The Postgres CDC connector is a Flink Source connector which will read database snapshot first and then continues to read binlogs with exactly-once processing even failures happen. Please read How the connector works.
The Postgres CDC connector can also be a DataStream source.

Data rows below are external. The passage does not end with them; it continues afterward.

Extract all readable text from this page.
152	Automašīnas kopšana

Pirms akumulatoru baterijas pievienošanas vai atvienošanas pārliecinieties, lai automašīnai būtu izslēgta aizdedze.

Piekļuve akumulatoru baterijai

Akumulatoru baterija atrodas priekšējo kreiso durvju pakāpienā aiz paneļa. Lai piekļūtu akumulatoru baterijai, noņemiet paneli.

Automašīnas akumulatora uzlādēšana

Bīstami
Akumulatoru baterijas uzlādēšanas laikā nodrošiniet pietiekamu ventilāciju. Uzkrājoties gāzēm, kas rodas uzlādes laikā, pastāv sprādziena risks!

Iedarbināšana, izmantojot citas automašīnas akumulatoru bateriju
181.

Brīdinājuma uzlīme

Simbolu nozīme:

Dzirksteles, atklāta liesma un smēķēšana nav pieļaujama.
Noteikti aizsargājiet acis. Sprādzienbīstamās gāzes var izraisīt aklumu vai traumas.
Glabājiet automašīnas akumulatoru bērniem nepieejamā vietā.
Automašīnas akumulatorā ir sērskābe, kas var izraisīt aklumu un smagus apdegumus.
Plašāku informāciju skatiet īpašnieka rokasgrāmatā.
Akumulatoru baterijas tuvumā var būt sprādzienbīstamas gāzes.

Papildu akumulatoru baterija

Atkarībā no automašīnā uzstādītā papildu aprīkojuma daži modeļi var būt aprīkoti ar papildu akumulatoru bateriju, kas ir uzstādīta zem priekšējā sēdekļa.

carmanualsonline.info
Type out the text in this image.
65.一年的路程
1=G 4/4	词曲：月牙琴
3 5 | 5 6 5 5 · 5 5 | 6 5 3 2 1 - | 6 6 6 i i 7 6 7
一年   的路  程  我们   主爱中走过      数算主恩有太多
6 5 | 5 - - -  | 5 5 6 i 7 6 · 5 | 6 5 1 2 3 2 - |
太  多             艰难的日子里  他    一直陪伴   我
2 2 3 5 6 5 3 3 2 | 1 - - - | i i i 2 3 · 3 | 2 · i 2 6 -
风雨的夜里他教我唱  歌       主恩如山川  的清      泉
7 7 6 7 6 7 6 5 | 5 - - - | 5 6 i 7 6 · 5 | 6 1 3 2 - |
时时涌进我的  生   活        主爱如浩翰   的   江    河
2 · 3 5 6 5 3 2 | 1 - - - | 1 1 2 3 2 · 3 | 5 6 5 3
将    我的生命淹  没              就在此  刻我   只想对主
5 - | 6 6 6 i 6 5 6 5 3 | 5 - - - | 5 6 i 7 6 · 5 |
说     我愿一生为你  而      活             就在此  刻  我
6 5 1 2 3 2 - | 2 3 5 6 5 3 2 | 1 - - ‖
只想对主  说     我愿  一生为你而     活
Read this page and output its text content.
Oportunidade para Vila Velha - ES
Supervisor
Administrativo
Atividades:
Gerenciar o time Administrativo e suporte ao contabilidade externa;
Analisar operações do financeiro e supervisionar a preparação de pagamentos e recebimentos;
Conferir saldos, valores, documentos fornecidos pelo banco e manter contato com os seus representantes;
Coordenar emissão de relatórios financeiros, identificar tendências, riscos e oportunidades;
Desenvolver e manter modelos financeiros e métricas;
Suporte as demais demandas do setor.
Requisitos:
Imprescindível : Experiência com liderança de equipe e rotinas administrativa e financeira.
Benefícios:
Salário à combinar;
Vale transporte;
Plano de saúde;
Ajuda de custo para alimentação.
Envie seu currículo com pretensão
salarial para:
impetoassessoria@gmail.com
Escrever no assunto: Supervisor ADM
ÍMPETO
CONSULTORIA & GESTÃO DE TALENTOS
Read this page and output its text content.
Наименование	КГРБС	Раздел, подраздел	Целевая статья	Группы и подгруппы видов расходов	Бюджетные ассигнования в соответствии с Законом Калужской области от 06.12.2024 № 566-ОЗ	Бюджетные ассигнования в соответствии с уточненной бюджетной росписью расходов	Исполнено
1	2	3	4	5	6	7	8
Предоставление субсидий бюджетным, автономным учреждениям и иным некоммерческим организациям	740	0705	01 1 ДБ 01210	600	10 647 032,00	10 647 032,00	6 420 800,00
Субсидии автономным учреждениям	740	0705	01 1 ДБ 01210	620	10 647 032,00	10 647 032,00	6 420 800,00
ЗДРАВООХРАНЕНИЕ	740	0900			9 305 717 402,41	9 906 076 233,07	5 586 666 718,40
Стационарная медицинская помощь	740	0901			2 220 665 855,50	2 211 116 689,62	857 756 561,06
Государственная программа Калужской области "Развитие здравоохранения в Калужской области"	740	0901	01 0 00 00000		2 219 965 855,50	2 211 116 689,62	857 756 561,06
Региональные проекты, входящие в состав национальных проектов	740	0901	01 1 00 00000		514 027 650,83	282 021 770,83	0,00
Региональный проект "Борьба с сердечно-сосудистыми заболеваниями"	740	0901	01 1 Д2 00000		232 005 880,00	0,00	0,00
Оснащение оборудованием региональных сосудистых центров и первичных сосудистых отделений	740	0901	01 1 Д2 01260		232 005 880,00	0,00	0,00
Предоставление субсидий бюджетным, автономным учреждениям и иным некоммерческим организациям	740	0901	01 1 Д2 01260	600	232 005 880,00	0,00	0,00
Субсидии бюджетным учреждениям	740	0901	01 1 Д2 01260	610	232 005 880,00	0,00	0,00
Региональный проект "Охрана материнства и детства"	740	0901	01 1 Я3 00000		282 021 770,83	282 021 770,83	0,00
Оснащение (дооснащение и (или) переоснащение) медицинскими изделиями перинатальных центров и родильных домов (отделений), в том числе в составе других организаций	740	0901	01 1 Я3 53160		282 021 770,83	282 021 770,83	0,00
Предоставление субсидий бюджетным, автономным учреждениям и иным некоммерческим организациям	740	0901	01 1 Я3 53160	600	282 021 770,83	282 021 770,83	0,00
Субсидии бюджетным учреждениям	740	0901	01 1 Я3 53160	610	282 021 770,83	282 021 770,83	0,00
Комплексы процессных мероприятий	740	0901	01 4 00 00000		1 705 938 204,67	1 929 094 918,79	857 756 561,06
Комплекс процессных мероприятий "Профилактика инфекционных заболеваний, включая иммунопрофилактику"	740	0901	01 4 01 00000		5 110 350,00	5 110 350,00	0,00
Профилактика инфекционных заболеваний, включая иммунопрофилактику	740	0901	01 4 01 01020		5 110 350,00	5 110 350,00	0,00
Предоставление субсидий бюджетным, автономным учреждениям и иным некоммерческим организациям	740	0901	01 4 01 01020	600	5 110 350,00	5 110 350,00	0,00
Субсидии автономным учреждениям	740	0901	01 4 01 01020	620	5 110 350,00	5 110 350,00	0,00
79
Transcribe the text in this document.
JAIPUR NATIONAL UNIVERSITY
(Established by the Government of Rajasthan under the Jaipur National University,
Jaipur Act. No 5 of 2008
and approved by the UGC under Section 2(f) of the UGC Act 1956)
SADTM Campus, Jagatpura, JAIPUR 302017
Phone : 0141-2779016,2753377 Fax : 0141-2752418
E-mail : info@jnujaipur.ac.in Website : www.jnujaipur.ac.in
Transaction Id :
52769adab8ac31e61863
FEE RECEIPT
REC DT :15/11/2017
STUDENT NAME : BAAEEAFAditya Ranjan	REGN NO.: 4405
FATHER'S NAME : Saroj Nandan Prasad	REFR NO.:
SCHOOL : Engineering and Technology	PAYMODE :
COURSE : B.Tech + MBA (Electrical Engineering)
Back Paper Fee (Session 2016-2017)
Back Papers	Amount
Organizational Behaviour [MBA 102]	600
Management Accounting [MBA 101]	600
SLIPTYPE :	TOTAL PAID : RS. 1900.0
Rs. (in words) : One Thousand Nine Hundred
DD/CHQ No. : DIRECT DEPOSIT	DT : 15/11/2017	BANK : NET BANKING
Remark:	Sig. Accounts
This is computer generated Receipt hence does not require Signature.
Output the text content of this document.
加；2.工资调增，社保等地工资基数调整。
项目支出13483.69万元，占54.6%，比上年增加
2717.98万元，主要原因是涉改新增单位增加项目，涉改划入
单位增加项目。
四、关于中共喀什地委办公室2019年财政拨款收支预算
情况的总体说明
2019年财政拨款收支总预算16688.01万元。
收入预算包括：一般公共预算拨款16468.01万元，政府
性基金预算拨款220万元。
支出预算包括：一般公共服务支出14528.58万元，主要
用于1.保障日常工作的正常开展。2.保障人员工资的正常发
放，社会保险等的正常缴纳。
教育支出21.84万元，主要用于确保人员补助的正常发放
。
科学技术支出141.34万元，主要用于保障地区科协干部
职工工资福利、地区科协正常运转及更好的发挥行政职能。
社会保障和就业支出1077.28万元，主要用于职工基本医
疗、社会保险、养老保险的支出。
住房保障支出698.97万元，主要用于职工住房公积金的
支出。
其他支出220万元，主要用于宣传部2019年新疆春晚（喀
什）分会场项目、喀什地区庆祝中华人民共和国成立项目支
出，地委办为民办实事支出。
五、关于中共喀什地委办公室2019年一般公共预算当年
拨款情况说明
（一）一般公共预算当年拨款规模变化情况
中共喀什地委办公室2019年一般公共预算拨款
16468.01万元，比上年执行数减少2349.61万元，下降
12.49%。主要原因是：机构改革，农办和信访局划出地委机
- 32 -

There are two modes for the DataStream source:
- incremental snapshot based, which allows parallel reading
- SourceFunction based, which only supports single thread reading
import com.ververica.cdc.connectors.base.source.jdbc.JdbcIncrementalSource;
import com.ververica.cdc.connectors.postgres.source.PostgresSourceBuilder;
import com.ververica.cdc.debezium.DebeziumDeserializationSchema;
import com.ververica.cdc.debezium.JsonDebeziumDeserializationSchema;
import org.apache.flink.api.common.eventtime.WatermarkStrategy;
import org.apache.flink.streaming.api.environment.StreamExecutionEnvironment;
public class PostgresParallelSourceExample {
public static void main(String[] args) throws Exception {
DebeziumDeserializationSchema<String> deserializer =
new JsonDebeziumDeserializationSchema();
JdbcIncrementalSource<String> postgresIncrementalSource =
PostgresSourceBuilder.PostgresIncrementalSource.<String>builder()
.hostname("localhost")
.port(5432)
.database("postgres")
.schemaList("inventory")
.tableList("inventory.products")
.username("postgres")
.password("postgres")
.slotName("flink")
.decodingPluginName("decoderbufs") // use pgoutput for PostgreSQL 10+
.deserializer(deserializer)
.includeSchemaChanges(true) // output the schema changes as well
.splitSize(2) // the split size of each snapshot split
.build();
StreamExecutionEnvironment env = StreamExecutionEnvironment.getExecutionEnvironment();
env.enableCheckpointing(3000);
env.fromSource(
postgresIncrementalSource,
WatermarkStrategy.noWatermarks(),
"PostgresParallelSource")
.setParallelism(2)
.print();
env.execute("Output Postgres Snapshot");
}
}
import org.apache.flink.streaming.api.environment.StreamExecutionEnvironment;
import org.apache.flink.streaming.api.functions.source.SourceFunction;
import com.ververica.cdc.debezium.JsonDebeziumDeserializationSchema;
import com.ververica.cdc.connectors.postgres.PostgreSQLSource;
public class PostgreSQLSourceExample {
public static void main(String[] args) throws Exception {
SourceFunction<String> sourceFunction = PostgreSQLSource.<String>builder()
.hostname("localhost")
.port(5432)
.database("postgres") // monitor postgres database
.schemaList("inventory") // monitor inventory schema
.tableList("inventory.products") // monitor products table
.username("flinkuser")
.password("flinkpw")
.deserializer(new JsonDebeziumDeserializationSchema()) // converts SourceRecord to JSON String
.build();
StreamExecutionEnvironment env = StreamExecutionEnvironment.getExecutionEnvironment();
env
.addSource(sourceFunction)
.print().setParallelism(1); // use parallelism 1 for sink to keep message ordering
env.execute();
}
}
Note: Please refer Deserialization for more details about the JSON deserialization.